Forestry companies ‘committed to do our fair share’

From Checkpoint, 5:25 pm on 12 June 2018

President of the Forest Owners Association Peter Weir expects a raft of changes within the industry, he says, following criticism about the way it handles debris. 

Residents in the Gisborne region are calling for the industry to be held accountable after logging debris carried in floodwaters, caused million tonnes of logs and forest debris to be dumped on farms, in rivers and on beaches over the last week. 

Flood-hit farmers around Tolaga Bay have demanded an immediate halt to all forestry in the area, until a government inquiry into the industry was carried out.

Forest Owners Association president Peter Weir, who is also the environment manager for a Gisborne forestry company, said the debris was from trees harvested five years ago.

He told Checkpoint not much could be done to help with the clean-up until roads were restored.

"We have offered housing to people who are dislocated. We are offering our counselling services to such people.
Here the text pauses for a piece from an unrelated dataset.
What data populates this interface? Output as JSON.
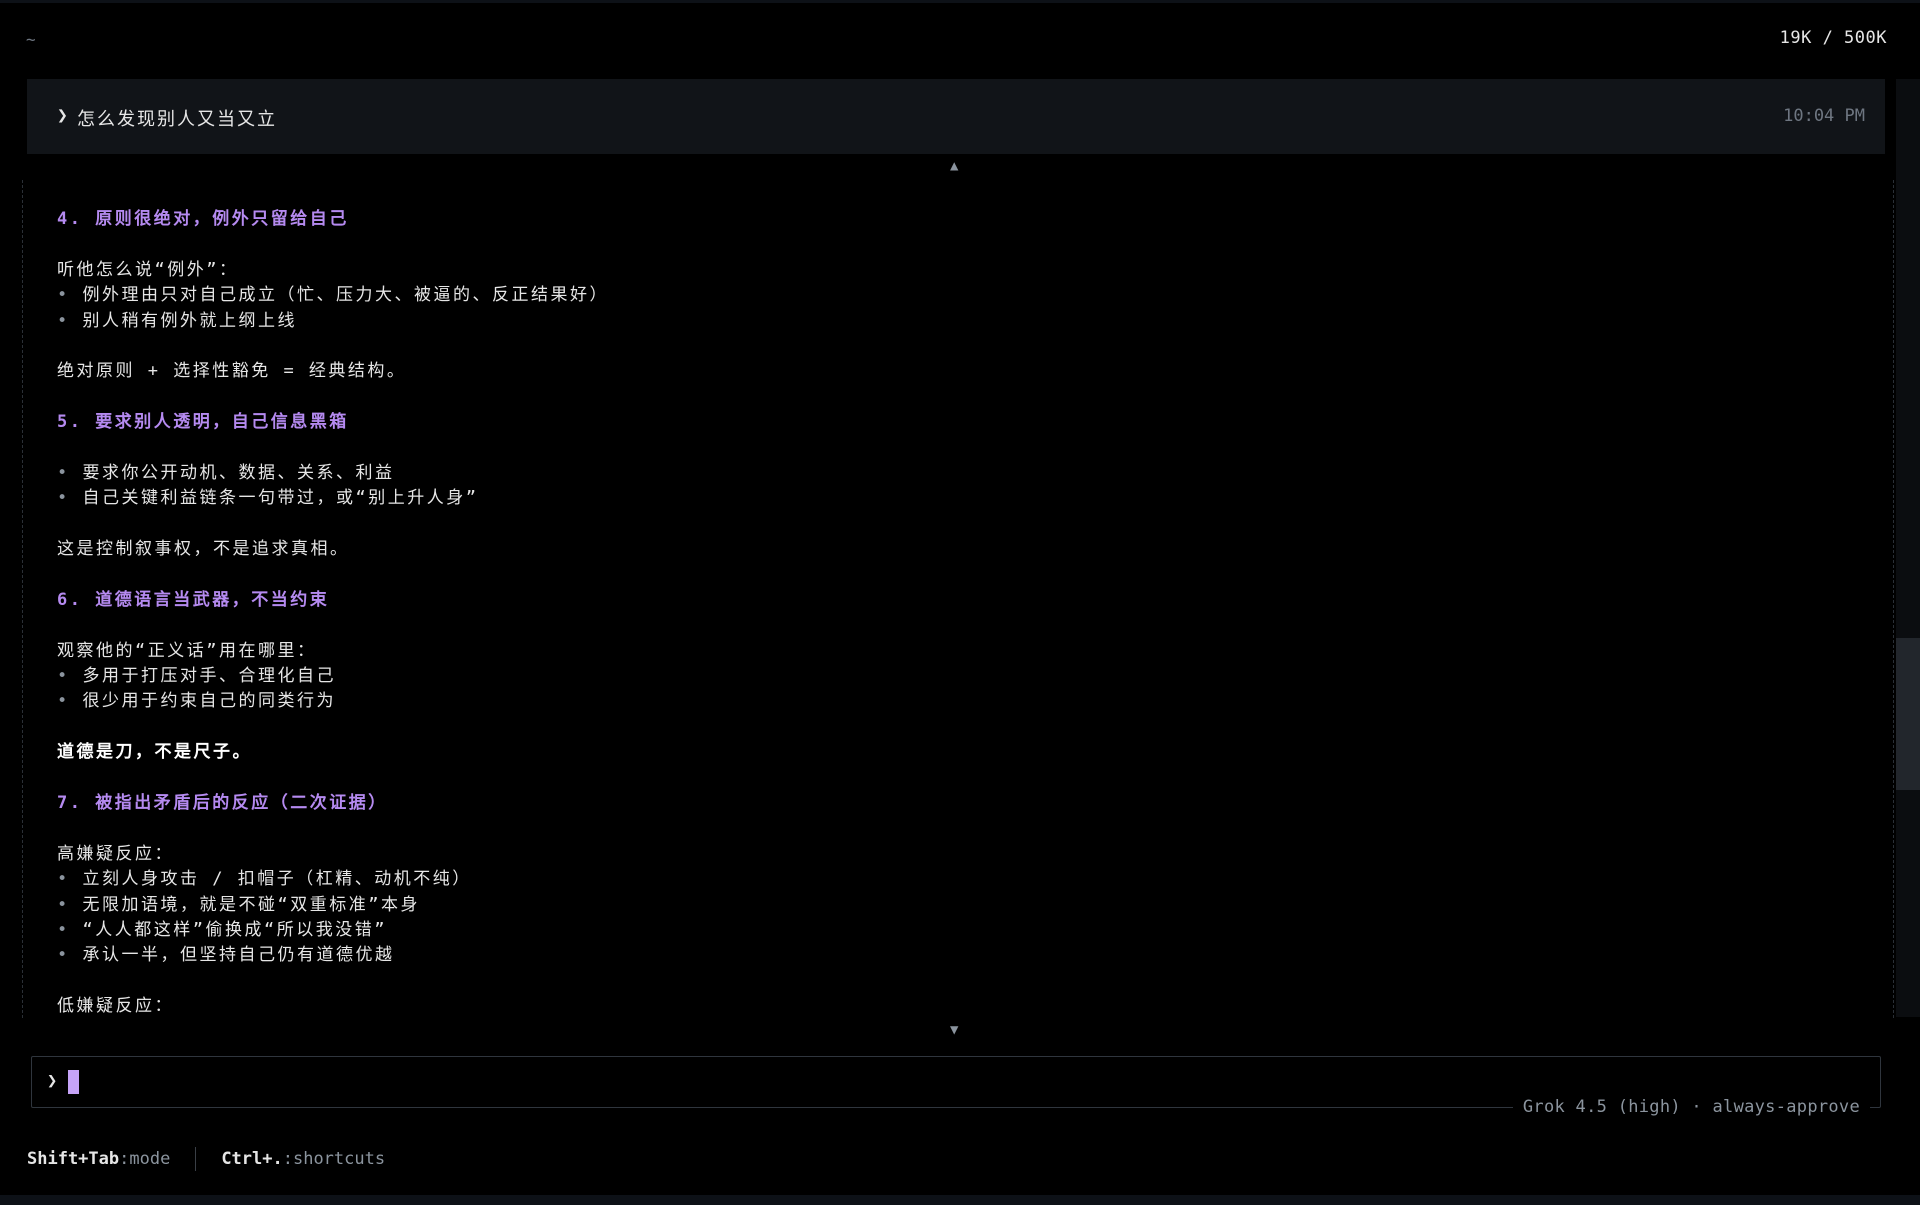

We would love to get down with our machinery out of the forest to help the clean up but there is a couple of large holes in the district council road where landslides have come down on farms," Mr Weir said.
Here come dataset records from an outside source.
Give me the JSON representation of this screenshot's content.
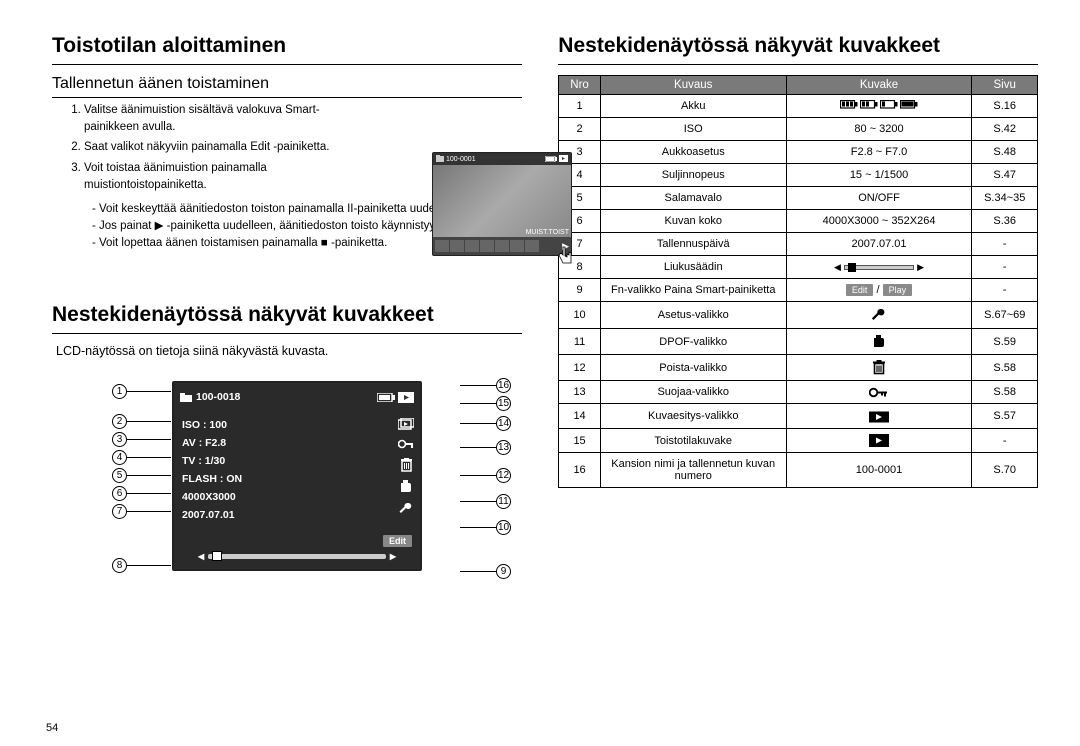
{
  "left": {
    "h1": "Toistotilan aloittaminen",
    "h2": "Tallennetun äänen toistaminen",
    "steps": [
      "Valitse äänimuistion sisältävä valokuva Smart-painikkeen avulla.",
      "Saat valikot näkyviin painamalla Edit -painiketta.",
      "Voit toistaa äänimuistion painamalla muistiontoistopainiketta."
    ],
    "notes": [
      "- Voit keskeyttää äänitiedoston toiston painamalla II-painiketta uudelleen.",
      "- Jos painat ▶ -painiketta uudelleen, äänitiedoston toisto käynnistyy uudelleen.",
      "- Voit lopettaa äänen toistamisen painamalla ■ -painiketta."
    ],
    "thumb": {
      "folder": "100-0001",
      "label": "MUIST.TOIST"
    },
    "h1b": "Nestekidenäytössä näkyvät kuvakkeet",
    "intro": "LCD-näytössä on tietoja siinä näkyvästä kuvasta.",
    "lcd": {
      "folder_no": "100-0018",
      "iso": "ISO : 100",
      "av": "AV : F2.8",
      "tv": "TV : 1/30",
      "flash": "FLASH : ON",
      "size": "4000X3000",
      "date": "2007.07.01",
      "edit": "Edit"
    },
    "labels_left": [
      "1",
      "2",
      "3",
      "4",
      "5",
      "6",
      "7",
      "8"
    ],
    "labels_right": [
      "16",
      "15",
      "14",
      "13",
      "12",
      "11",
      "10",
      "9"
    ]
  },
  "right": {
    "h1": "Nestekidenäytössä näkyvät kuvakkeet",
    "headers": [
      "Nro",
      "Kuvaus",
      "Kuvake",
      "Sivu"
    ],
    "rows": [
      {
        "nro": "1",
        "kuvaus": "Akku",
        "kuvake": "battery",
        "sivu": "S.16"
      },
      {
        "nro": "2",
        "kuvaus": "ISO",
        "kuvake_text": "80 ~ 3200",
        "sivu": "S.42"
      },
      {
        "nro": "3",
        "kuvaus": "Aukkoasetus",
        "kuvake_text": "F2.8 ~ F7.0",
        "sivu": "S.48"
      },
      {
        "nro": "4",
        "kuvaus": "Suljinnopeus",
        "kuvake_text": "15 ~ 1/1500",
        "sivu": "S.47"
      },
      {
        "nro": "5",
        "kuvaus": "Salamavalo",
        "kuvake_text": "ON/OFF",
        "sivu": "S.34~35"
      },
      {
        "nro": "6",
        "kuvaus": "Kuvan koko",
        "kuvake_text": "4000X3000 ~ 352X264",
        "sivu": "S.36"
      },
      {
        "nro": "7",
        "kuvaus": "Tallennuspäivä",
        "kuvake_text": "2007.07.01",
        "sivu": "-"
      },
      {
        "nro": "8",
        "kuvaus": "Liukusäädin",
        "kuvake": "slider",
        "sivu": "-"
      },
      {
        "nro": "9",
        "kuvaus": "Fn-valikko Paina Smart-painiketta",
        "kuvake": "editplay",
        "sivu": "-"
      },
      {
        "nro": "10",
        "kuvaus": "Asetus-valikko",
        "kuvake": "wrench",
        "sivu": "S.67~69"
      },
      {
        "nro": "11",
        "kuvaus": "DPOF-valikko",
        "kuvake": "dpof",
        "sivu": "S.59"
      },
      {
        "nro": "12",
        "kuvaus": "Poista-valikko",
        "kuvake": "trash",
        "sivu": "S.58"
      },
      {
        "nro": "13",
        "kuvaus": "Suojaa-valikko",
        "kuvake": "key",
        "sivu": "S.58"
      },
      {
        "nro": "14",
        "kuvaus": "Kuvaesitys-valikko",
        "kuvake": "slideshow",
        "sivu": "S.57"
      },
      {
        "nro": "15",
        "kuvaus": "Toistotilakuvake",
        "kuvake": "playmode",
        "sivu": "-"
      },
      {
        "nro": "16",
        "kuvaus": "Kansion nimi ja tallennetun kuvan numero",
        "kuvake_text": "100-0001",
        "sivu": "S.70"
      }
    ],
    "editplay": {
      "edit": "Edit",
      "play": "Play",
      "sep": "/"
    }
  },
  "page_number": "54"
}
"Farmers don't want our heavy machinery on their paddocks because the paddocks are sodden and we can absolutely understand that. So we all have to collectively take a breath and wait til this dries out a bit."

Mr Weir said it was the first he had heard of the farmers' request for $100 million to clean up the mess but his company was committed to help in other ways.

"Our company has commited to make excavators available for as long as it takes to do the clean up but as I say we have to wait for the sun to come out and the paddocks to dry out a bit before we can do that."

In response to the risk of legal action from farmers, Mr Weir said their actions followed rules already set out and didn't see the potential for a case to brought forward.

"Under the resource management act, our company had a complete audit in our forest eight weeks ago, a two-day audit, there were no issues raised ... I'm not really seeing the grounds for such things."

He said they continued to maintain and clear debris traps for four or five years after harvesting but the burst of rain had caused issues in those catchments.

"Our debris traps were completely overwhelmed and ripped out, this was a big event. This was bigger than Cyclone Bola but incredibly localised and in one catchment."

Another forest with a debris trap 15km away had not experienced that same damage, according to Mr Weir.

He said he expected an inquiry and more changes to rules to come through after these events, even though stricter rules on cleaning up forestry debris had already come in last month.